The U.S. Department of Health and Human Services (HHS) released guidance to address how the Health Insurance Portability and Accountability Act (HIPAA) Privacy Rule applies to various entities’ requests for information related to an individual’s COVID-19 vaccination status.

HHS emphasized that the Privacy Rule applies only to covered entities, including health plans and most health care providers, and their business associates (those who obtain protected health information in performing services for a covered entity).  The Privacy Rule does not apply to other individuals and entities.   Employers, schools, stores, restaurants, and many others may request that an individual disclose whether he or she has been vaccinated without violating the Privacy Rule.  Thus, schools may request students to disclose their vaccination status.  Businesses may request that information from their patrons.  Employers may request that information from their employees.  None of these requests violate HIPAA’s Privacy Rule.    However, these entities must comply with other applicable state and federal laws that impose restrictions on the design and implementation of COVID-19 vaccination requirements and requirements that apply to the maintenance and storage of information related to individuals’ vaccination status.
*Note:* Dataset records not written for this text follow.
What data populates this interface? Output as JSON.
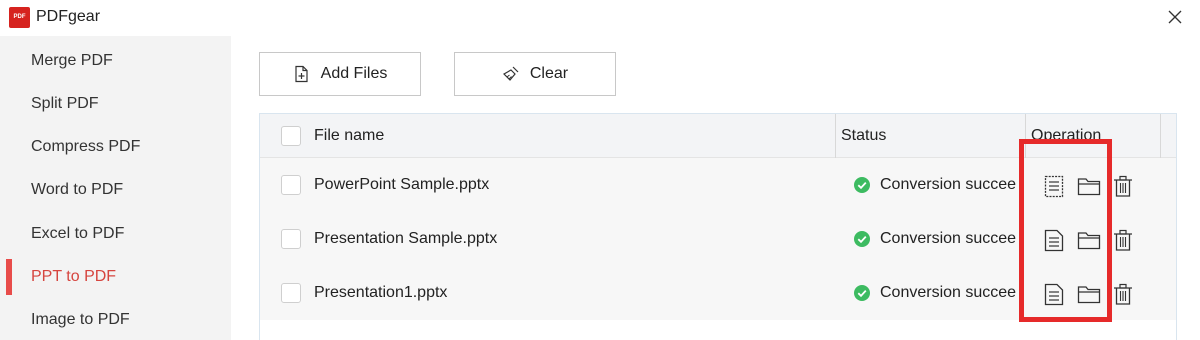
{
  "app": {
    "title": "PDFgear",
    "logo_text": "PDF",
    "close_icon": "close-icon"
  },
  "sidebar": {
    "items": [
      {
        "label": "Merge PDF",
        "active": false
      },
      {
        "label": "Split PDF",
        "active": false
      },
      {
        "label": "Compress PDF",
        "active": false
      },
      {
        "label": "Word to PDF",
        "active": false
      },
      {
        "label": "Excel to PDF",
        "active": false
      },
      {
        "label": "PPT to PDF",
        "active": true
      },
      {
        "label": "Image to PDF",
        "active": false
      }
    ],
    "active_color": "#e84c4a"
  },
  "toolbar": {
    "add_files_label": "Add Files",
    "add_files_icon": "add-file-icon",
    "clear_label": "Clear",
    "clear_icon": "broom-icon"
  },
  "table": {
    "columns": [
      "File name",
      "Status",
      "Operation"
    ],
    "rows": [
      {
        "file_name": "PowerPoint Sample.pptx",
        "status": "Conversion succee"
      },
      {
        "file_name": "Presentation Sample.pptx",
        "status": "Conversion succee"
      },
      {
        "file_name": "Presentation1.pptx",
        "status": "Conversion succee"
      }
    ],
    "operation_icons": [
      "document-icon",
      "folder-icon",
      "trash-icon"
    ],
    "status_color": "#3dbb61"
  },
  "annotation": {
    "highlight_color": "#e62a2a"
  }
}
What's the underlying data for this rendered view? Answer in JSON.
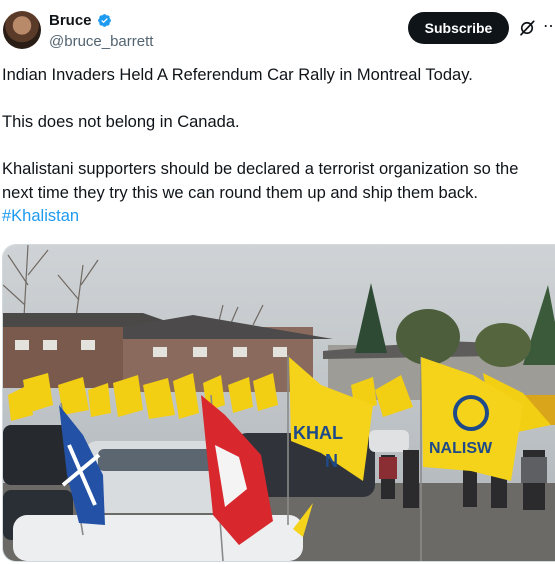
{
  "author": {
    "name": "Bruce",
    "handle": "@bruce_barrett",
    "verified": true,
    "avatar_icon": "profile-avatar"
  },
  "actions": {
    "subscribe_label": "Subscribe",
    "grok_icon": "grok-icon",
    "more_icon": "more-icon"
  },
  "tweet": {
    "line1": "Indian Invaders Held A Referendum Car Rally in Montreal Today.",
    "line2": "This does not belong in Canada.",
    "line3": "Khalistani supporters should be declared a terrorist organization so the next time they try this we can round them up and ship them back.",
    "hashtag": "#Khalistan"
  },
  "media": {
    "flag_text_1": "KHAL",
    "flag_text_1b": "N",
    "flag_text_2": "NALISW"
  },
  "colors": {
    "accent": "#1d9bf0",
    "verified": "#1d9bf0",
    "button_bg": "#0f1419",
    "flag_yellow": "#f5d31a"
  }
}
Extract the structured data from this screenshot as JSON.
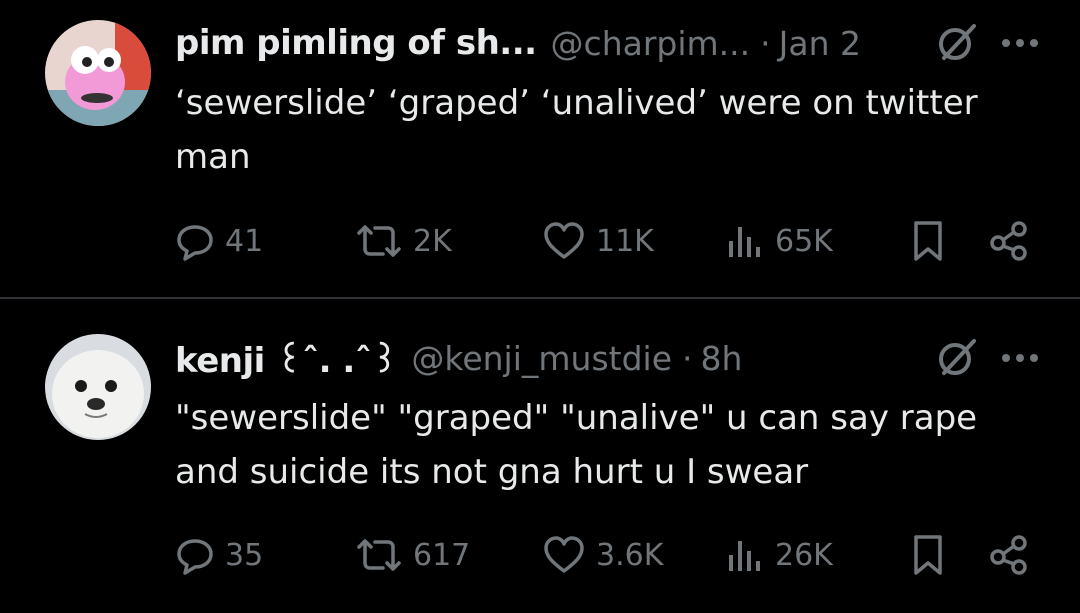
{
  "tweets": [
    {
      "author_name": "pim pimling of sh...",
      "handle": "@charpim...",
      "separator": "·",
      "time": "Jan 2",
      "text": "‘sewerslide’ ‘graped’ ‘unalived’ were on twitter man",
      "reply_count": "41",
      "repost_count": "2K",
      "like_count": "11K",
      "view_count": "65K"
    },
    {
      "author_name": "kenji ꒰ˆ. .ˆ꒱",
      "handle": "@kenji_mustdie",
      "separator": "·",
      "time": "8h",
      "text": "\"sewerslide\" \"graped\" \"unalive\" u can say rape and suicide its not gna hurt u I swear",
      "reply_count": "35",
      "repost_count": "617",
      "like_count": "3.6K",
      "view_count": "26K"
    }
  ],
  "colors": {
    "background": "#000000",
    "primary_text": "#e7e9ea",
    "secondary_text": "#71767b",
    "divider": "#2f3336"
  },
  "icons": [
    "grok-icon",
    "more-icon",
    "reply-icon",
    "repost-icon",
    "like-icon",
    "views-icon",
    "bookmark-icon",
    "share-icon"
  ]
}
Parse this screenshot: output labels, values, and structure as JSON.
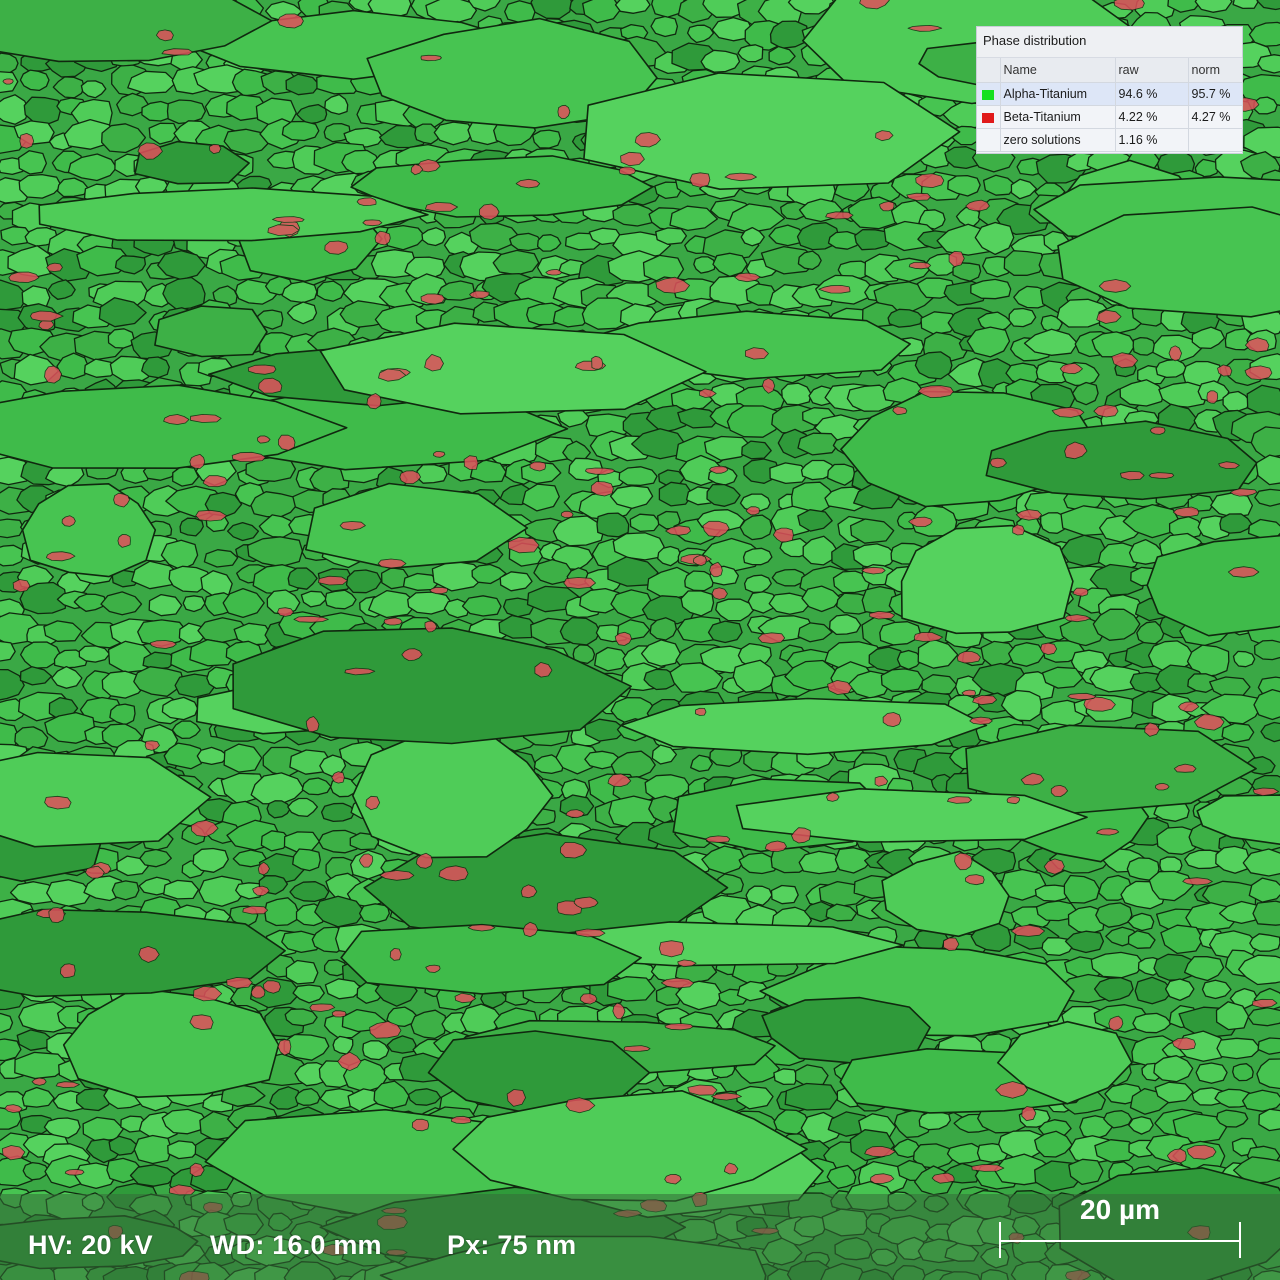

If an organization is considered a covered entity, such as a health care provider or business associate, the organization will generally be treated like other organizations when acting as an employer.  For example, a hospital may request information about the vaccination status of an employee.  When the organization acts as a covered entity or business associate, it may still collect vaccination information.  For example, doctors may collect that information from their patients (and the patients may provide it).  But the organization will be subject to HIPAA in its handling of the information.  As a result, a covered entity may disclose an individual’s vaccination status only if it is expressly permitted or required by the Privacy Rule or if the disclosure is authorized by the individual.

The guidance describes certain situations when disclosure is permitted without authorization.  For example, a health care provider may disclose an individual’s vaccination status to a health plan for payment or to a public health authority or vaccine manufacturer to report appropriately on the quality, safety or effectiveness of the COVID-19 vaccine.  In certain situations, as when an employer engages a health care provider to assist in medical surveillance of its workplace pursuant to OSHA requirements, a health care provider may disclose an individual’s vaccination status to the employer, although even then the individual must be notified of the disclosure.

If the disclosure is not expressly permitted by the Privacy Rule, a health care provider may not disclose an individual’s vaccination status without his or her written authorization.  For example, a health care provider could not generally disclose an individual’s vaccination status to entertainment and sporting venues, airlines, cruise ships, resorts or hotels, although they may ask individuals – and individuals may provide – this information.